Having served his time and probation, Simmons sued in December 2009, asking that his conviction be overturned, in part because his attorney wasn’t told of Schrimpsher’s history of dishonesty. Through the appeal, attorney Christopher Morales faulted the prosecution for failing to tell Simmons’ public defender the deputy was under investigation for lying.
“Without the information from the sheriff’s office, Mr. Simmons was reduced to asserting his word, the word of a criminal defendant, against an officer of the law,” Morales said in the 2009 action. “Had the jury been informed that the King County Sheriff’s Office also had reason to doubt Deputy Schrimpsher’s truthfulness, the case would have gone differently.”
In the most recent lawsuit, Sium said Schrimpsher was working as an evidence supervisor in Phelps County, Mo., in 2003 when it was discovered that evidence was missing in hundreds of investigations there.
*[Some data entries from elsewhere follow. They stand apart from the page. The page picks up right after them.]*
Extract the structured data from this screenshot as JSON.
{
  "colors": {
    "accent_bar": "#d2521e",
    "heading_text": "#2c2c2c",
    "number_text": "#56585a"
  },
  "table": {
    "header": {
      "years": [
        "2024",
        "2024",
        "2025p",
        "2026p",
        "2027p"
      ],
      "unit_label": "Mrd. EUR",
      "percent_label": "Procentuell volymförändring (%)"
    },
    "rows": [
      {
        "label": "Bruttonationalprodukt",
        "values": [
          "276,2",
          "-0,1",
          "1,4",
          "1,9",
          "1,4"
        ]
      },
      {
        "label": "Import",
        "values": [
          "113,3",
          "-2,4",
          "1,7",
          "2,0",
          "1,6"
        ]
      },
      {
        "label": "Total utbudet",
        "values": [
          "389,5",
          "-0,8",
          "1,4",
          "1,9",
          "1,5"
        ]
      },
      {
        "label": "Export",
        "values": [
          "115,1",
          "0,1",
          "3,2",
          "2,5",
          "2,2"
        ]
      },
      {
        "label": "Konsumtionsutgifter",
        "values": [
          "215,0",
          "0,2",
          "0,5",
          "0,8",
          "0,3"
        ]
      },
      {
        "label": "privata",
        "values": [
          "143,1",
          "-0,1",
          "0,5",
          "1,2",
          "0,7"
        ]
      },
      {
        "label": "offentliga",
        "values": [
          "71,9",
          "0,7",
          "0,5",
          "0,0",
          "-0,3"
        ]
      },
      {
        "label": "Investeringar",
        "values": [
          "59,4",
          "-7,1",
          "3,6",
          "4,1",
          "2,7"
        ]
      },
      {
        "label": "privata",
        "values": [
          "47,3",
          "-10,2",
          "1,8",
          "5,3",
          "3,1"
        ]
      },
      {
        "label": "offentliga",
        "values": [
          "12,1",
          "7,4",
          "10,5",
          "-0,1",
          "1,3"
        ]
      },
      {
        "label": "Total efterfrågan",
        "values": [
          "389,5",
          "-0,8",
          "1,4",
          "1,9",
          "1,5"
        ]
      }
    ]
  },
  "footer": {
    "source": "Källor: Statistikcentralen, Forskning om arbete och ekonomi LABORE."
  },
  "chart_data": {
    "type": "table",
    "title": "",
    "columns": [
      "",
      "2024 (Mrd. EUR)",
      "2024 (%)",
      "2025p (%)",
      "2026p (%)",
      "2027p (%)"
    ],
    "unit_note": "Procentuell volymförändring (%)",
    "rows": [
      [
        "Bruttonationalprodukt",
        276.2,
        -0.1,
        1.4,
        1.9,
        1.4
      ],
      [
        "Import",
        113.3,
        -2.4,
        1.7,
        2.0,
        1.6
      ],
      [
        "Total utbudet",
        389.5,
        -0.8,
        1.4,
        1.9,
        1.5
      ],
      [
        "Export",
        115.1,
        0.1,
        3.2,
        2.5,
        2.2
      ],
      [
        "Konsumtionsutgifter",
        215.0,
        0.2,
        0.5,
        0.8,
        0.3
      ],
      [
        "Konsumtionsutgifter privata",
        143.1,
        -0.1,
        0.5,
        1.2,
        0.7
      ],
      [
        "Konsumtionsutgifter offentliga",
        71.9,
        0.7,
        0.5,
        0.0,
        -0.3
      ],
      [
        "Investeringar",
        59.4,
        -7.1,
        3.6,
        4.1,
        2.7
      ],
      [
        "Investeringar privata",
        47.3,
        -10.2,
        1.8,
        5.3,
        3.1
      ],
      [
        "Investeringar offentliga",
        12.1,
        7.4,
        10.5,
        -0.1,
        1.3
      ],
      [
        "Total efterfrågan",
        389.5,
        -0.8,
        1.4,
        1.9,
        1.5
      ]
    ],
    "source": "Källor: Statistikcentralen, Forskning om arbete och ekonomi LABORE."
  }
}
Schrimpsher said he left the department in 2001. 
Then a detective with the Phelps County Sheriff’s Department, Schrimpsher was alleged to have miraculously recovered evidence – a small baggie of cocaine – the day before a trial after the drugs had gone missing for nearly four years, Sium said in court papers.
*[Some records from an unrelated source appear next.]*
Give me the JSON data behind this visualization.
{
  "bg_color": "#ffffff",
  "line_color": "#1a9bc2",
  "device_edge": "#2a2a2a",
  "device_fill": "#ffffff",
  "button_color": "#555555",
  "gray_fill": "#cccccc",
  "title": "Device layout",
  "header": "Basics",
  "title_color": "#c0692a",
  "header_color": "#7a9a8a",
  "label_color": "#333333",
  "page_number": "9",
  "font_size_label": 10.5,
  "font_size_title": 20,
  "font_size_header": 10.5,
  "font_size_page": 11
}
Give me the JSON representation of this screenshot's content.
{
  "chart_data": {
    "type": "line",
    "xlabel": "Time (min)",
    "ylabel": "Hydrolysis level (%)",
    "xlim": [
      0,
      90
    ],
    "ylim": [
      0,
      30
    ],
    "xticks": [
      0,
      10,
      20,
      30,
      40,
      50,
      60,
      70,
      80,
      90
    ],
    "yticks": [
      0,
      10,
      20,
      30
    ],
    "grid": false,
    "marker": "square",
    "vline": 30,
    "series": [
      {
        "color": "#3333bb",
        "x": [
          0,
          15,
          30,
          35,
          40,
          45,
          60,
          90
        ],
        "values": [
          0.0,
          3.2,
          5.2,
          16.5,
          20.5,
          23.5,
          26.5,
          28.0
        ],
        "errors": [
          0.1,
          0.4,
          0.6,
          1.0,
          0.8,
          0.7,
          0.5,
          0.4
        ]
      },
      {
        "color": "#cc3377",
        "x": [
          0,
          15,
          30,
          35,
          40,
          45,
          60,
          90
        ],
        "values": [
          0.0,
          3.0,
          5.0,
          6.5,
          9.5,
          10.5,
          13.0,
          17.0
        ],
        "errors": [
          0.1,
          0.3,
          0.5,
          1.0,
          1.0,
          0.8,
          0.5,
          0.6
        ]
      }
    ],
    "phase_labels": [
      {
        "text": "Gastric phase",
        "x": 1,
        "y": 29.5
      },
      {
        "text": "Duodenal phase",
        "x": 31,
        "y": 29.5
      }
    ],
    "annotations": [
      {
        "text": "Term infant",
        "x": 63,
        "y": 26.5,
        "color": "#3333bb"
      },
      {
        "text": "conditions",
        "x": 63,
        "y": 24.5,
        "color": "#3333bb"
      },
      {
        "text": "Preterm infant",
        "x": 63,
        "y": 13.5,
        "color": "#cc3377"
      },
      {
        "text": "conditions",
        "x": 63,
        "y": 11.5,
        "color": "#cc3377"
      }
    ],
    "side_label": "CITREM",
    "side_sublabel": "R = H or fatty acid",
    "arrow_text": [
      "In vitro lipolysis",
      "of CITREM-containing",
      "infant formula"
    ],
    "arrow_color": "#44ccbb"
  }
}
Schrimpsher said his name was simply mentioned in an court case filed in Missouri, and that he was not accused of any wrongdoing related to the evidence handling. The detective said he left that department in good standing before going to work for a federal law enforcement agency.
Writing the court in 2009, Simmons said he had been searching for work without success since he was released from prison. Most employers would not consider him, or fired him after learning of his criminal conviction.
The King County Prosecutor’s Office did not admit fault but declined to fight the request for dismissal “in the interest of justice.” Superior Court Judge Greg Canova dismissed the case with prejudice in January 2010.
While the conviction has been vacated, the charges are still publicly accessible and the case has not been sealed. In statements to the court, Simmons said the mere existence of the charges – dismissed or not – has prevented him from obtaining work or stable housing.
“I can no longer utilize my skillset … to support myself any longer, and now find myself being reduced to having to sleep in the shelters and the streets of the city of Seattle,” Simmons said in court papers.

Simmons has asked to be paid in accordance with the new law, which would see him compensated for his time in prison and on probation. The state Attorney General’s Office has not yet responded to the lawsuit, which was filed late last month in King County Superior Court.